Her husband, the prince, looked particularly beaten by the migraine, because he knew the princess was rendered helpless and useless as she met her destiny for the next (extra long) 26 hours, which meant he was stuck with many of her princess duties: meal planning, endless child shushing, laundry; this wasn't the first time the dragon had attacked the princess, and this left the prince with his noble vow to help out in sickness and in health. Bummer for him. Bummer for the princess, too. Everyone in the castle was mourning the princess' inability to carry out her duties, even as she went through the motions of carrying them out.

Finally, satisfied it had completely obliterated its host, the dragon moved on.  

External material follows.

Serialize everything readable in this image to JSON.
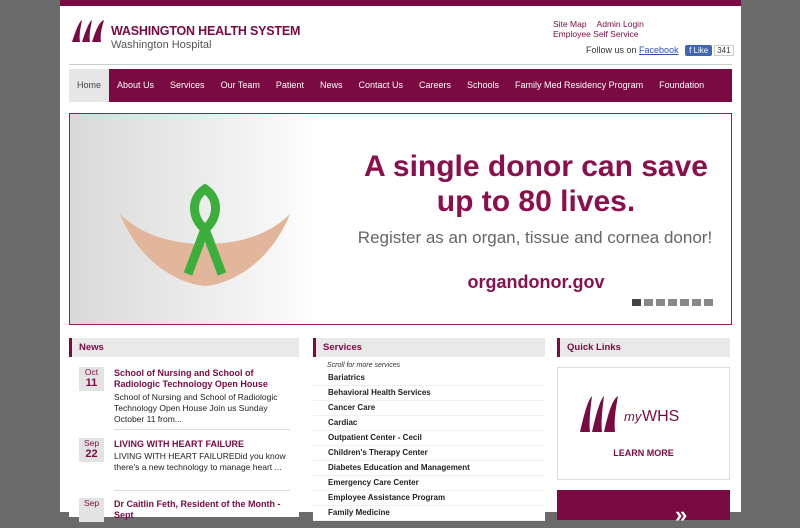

When a princess enters the calm after the migraine, she feels light-headed, hung over, like her head was squashed between cinder blocks for well over a day. Everyone in the kingdom is ready for her to assume the normal responsibilities from before she inconvenienced everyone with her migraine, and she is keenly aware of that. They are ready for her to juggle puppies while painting frescos on the castle ceiling again; after all, that IS her job. But she is not ready. Relief has to take its time, too. The princess feels beaten, abused. She is not yet whole. She needs to recover. Sometimes a princess needs a fairy godmother to intervene, even after the dragon goes away.

Bibbity, bobbity, boo, Migraine! Thanks for ruining what could've been a perfectly wonderful day.

They say a mommy never gets a day off...yet sometimes, nature intervenes and there's very little we can do about it. Have you ever had a day like that?